Avocado Strawberry Caprese
This recipe is a terrific salad incorporating some of summer’s bounty: basil, tomatoes, strawberries and avocado. Add a light dressing made of a balsamic vinegar reduction and extra-virgin olive oil and you have a salad that is refreshing and slightly sweet.
- 1/3 cup balsamic vinegar
- 1 cup hulled and sliced strawberries
- 1 cup grape or cherry tomatoes, halved
- 1 medium ripe avocado, pitted and diced
- 1/3 cup loosely packed basil leaves, chiffonade cut
- 1 ½ teaspoons extra-virgin olive oil
- Fine sea salt, to taste
- Freshly ground black pepper, to taste
- Toasted sesame seeds or chopped pecans, for serving
- In a small saucepan, bring the vinegar to a simmer over medium heat. Once the vinegar starts to simmer, lower the heat to medium-low, and simmer for 6-10 minutes.
- Meanwhile, add the strawberries, tomatoes, avocado, and basil into a large shallow bowl.

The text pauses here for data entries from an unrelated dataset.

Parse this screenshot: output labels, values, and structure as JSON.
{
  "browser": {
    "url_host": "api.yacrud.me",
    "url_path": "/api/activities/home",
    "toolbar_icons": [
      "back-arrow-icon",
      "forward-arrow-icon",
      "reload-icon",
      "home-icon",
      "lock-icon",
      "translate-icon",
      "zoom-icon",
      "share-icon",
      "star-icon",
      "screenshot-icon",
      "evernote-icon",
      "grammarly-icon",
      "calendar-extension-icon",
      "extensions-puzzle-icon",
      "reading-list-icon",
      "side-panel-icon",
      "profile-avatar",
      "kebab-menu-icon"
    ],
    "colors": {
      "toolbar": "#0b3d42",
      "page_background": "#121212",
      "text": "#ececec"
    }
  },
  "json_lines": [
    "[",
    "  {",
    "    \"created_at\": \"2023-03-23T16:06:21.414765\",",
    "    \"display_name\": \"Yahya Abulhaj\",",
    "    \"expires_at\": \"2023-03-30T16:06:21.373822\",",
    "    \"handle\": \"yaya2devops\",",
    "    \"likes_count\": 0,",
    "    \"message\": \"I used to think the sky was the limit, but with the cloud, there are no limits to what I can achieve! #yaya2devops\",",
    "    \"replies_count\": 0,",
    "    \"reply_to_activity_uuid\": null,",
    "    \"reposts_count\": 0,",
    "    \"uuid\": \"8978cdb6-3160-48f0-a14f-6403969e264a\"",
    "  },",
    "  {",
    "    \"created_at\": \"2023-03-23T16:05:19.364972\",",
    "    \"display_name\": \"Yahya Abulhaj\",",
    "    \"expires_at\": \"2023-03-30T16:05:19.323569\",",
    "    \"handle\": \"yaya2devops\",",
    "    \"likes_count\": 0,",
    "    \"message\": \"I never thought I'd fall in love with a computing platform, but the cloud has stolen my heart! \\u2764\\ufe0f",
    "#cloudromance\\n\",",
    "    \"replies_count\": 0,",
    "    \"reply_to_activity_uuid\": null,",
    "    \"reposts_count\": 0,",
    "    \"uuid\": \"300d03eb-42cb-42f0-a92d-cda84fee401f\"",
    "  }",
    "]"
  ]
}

- Drizzle on the oil and gently toss until the vegetables and fruits are coated. Season with salt and pepper to taste, and toss again just briefly.
- Top your salad with the desired amount of toasted seeds or pecans. Drizzle on the balsamic vinegar reduction.
- Serve immediately.
Note: This salad is best enjoyed fresh, but leftovers can be stored in an airtight container for a few hours if necessary.